TuringLang / DistributionsAD.jl

Automatic differentiation of Distributions using Tracker, Zygote, ForwardDiff and ReverseDiff
MIT License
151 stars 30 forks source link

ForwardDiff.jl + derivative of parameters of a truncated distribution = NaNs everywhere #242

Open torfjelde opened 1 year ago

torfjelde commented 1 year ago

The following is currently the case:

julia> h(θ) = logpdf(truncated(Normal(θ, 1), 0, Inf), 1.0)
h (generic function with 1 method)

julia> ForwardDiff.derivative(h, rand())
NaN

julia> g(θ) = logpdf(truncated(Normal(θ, 1), 1e-6, 1000), 1.0)
g (generic function with 1 method)

julia> ForwardDiff.derivative(g, rand())
-0.2321285832954859

IIRC, this has come up before? It comes down the usage of the cdf in the computation of the truncated log-pdf, which causes issues.

@sethaxen did we talk about this over Slack at some point? Feel like there was a thread about this issue.

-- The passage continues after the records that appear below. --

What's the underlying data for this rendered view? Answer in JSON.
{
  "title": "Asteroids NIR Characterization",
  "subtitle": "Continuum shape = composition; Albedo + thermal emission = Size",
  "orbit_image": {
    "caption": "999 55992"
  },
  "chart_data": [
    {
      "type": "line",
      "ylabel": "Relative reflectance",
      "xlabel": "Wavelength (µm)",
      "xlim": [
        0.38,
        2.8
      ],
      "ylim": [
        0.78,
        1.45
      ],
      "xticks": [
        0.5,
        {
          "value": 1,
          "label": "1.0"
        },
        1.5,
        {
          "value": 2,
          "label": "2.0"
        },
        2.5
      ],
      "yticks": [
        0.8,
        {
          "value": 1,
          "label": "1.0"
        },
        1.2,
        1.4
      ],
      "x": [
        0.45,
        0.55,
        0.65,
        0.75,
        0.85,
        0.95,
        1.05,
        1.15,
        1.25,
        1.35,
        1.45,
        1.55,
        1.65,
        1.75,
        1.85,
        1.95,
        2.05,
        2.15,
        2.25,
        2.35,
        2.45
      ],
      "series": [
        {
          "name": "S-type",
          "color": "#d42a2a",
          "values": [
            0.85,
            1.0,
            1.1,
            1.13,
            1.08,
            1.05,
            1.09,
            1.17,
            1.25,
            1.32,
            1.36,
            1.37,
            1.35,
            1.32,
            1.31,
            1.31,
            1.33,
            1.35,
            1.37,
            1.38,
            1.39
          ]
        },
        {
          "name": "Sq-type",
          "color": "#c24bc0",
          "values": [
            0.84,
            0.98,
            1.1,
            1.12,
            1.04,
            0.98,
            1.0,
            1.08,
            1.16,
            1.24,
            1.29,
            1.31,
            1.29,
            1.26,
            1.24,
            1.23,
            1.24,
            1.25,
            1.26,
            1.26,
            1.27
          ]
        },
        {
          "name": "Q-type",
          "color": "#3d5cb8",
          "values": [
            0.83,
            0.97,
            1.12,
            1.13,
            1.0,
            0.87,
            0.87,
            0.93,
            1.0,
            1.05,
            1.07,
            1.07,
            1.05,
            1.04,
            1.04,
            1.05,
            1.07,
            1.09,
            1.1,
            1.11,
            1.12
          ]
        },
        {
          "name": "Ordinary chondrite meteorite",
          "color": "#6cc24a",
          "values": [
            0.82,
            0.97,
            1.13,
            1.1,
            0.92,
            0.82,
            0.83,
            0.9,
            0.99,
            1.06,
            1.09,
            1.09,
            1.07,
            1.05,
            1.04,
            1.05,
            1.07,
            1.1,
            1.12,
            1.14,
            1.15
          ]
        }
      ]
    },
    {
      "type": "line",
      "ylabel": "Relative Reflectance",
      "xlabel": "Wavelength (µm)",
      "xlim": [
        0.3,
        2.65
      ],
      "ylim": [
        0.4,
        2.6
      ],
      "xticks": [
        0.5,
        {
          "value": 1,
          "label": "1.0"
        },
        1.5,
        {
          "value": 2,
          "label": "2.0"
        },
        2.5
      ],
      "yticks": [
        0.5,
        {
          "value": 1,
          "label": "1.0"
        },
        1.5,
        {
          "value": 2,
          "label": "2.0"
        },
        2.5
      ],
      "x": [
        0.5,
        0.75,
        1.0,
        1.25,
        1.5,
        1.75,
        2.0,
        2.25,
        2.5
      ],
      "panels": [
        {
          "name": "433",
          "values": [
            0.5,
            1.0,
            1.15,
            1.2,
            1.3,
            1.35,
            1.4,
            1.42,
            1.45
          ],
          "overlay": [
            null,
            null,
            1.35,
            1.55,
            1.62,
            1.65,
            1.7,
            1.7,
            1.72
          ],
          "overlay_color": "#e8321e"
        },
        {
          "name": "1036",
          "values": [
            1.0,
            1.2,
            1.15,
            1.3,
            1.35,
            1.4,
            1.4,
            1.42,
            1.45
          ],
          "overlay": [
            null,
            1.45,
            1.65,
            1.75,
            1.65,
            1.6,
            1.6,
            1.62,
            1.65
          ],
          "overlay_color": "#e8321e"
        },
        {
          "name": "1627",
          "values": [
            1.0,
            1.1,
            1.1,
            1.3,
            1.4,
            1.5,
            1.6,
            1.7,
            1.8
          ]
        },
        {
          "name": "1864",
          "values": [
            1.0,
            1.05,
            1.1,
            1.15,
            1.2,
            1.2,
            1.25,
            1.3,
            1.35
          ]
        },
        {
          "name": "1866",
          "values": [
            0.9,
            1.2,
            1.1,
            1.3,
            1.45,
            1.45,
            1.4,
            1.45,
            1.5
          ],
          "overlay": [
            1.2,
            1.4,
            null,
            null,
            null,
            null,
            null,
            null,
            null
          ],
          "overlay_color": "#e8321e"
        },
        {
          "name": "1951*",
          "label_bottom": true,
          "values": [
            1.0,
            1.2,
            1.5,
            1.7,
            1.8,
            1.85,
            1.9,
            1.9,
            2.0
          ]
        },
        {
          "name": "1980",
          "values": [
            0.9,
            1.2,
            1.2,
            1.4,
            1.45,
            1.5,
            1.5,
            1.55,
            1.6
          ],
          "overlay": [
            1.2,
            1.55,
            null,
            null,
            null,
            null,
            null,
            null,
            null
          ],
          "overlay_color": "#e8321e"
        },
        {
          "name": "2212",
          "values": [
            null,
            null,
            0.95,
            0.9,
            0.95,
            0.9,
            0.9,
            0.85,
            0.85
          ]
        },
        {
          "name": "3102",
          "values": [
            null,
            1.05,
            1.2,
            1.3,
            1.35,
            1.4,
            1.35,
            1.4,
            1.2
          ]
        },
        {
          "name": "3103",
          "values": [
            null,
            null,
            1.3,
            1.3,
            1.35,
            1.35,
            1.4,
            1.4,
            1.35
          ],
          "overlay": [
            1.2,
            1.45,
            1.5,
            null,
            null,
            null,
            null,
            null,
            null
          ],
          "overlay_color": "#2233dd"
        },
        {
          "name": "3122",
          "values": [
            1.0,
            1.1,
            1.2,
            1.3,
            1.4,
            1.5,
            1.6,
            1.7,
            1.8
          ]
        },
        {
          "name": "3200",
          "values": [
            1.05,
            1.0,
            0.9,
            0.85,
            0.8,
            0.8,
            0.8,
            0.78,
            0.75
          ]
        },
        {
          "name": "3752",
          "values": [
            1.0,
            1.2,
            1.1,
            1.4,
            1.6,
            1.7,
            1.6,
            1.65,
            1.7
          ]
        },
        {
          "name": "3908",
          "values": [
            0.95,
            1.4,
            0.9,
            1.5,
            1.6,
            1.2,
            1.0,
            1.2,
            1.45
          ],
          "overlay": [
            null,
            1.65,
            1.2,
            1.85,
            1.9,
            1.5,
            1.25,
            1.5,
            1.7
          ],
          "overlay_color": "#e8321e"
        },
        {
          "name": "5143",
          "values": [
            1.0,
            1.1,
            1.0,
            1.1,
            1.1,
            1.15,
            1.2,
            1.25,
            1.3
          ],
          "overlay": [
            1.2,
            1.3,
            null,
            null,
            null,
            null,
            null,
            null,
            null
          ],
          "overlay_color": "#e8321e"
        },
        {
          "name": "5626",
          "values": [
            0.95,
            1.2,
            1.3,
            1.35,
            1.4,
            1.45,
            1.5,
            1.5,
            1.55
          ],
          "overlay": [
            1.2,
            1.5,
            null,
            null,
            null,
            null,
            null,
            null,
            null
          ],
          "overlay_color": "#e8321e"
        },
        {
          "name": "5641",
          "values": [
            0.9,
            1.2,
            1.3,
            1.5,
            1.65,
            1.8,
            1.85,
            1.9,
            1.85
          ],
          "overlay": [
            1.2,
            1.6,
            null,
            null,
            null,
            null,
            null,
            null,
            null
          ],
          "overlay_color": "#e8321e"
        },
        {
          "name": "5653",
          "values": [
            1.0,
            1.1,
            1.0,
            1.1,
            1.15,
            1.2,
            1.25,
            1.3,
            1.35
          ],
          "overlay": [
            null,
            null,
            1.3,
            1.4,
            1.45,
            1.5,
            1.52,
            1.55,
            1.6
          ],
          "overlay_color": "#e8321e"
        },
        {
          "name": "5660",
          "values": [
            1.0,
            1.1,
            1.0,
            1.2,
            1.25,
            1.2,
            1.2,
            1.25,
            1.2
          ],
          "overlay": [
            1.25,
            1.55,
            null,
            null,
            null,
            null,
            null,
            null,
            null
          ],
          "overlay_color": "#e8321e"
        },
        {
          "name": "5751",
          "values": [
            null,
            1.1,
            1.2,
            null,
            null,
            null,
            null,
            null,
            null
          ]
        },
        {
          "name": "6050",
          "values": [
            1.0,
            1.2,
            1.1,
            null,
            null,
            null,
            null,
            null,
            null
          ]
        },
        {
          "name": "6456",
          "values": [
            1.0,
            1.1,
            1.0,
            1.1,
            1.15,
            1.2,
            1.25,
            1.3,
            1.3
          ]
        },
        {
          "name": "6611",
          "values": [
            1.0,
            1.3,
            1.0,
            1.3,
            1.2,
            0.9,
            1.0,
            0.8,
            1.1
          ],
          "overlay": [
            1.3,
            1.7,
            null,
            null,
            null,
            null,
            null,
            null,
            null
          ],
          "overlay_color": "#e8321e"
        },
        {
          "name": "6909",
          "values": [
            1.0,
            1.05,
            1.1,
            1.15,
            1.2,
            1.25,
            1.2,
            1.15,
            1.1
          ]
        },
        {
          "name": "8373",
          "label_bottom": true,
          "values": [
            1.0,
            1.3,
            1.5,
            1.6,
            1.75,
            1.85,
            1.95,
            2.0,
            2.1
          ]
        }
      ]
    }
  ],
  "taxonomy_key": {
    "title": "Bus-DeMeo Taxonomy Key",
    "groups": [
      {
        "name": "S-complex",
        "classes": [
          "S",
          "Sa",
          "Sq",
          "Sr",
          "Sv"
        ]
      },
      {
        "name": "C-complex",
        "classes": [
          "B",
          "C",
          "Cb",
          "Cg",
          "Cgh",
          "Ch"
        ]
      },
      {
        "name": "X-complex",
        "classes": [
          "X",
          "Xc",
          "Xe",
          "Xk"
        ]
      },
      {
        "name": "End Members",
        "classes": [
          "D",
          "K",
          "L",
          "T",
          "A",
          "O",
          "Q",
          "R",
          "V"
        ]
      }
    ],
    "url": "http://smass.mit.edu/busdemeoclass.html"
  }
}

devmotion commented 1 year ago

This has come up quite a few times but fortunately the solution is easy: Use NaN-safe mode in ForwardDiff (by default, it does return incorrect result for infinite values with zero partials) or use the keyword argument syntax of truncated (truncated(Normal(...); lower=0)). The latter has the additional advantage that it avoids undesired promotions and, in the future, that you can dispatch on left- and right-truncated distributions (just opened a PR to Distributions a few days ago).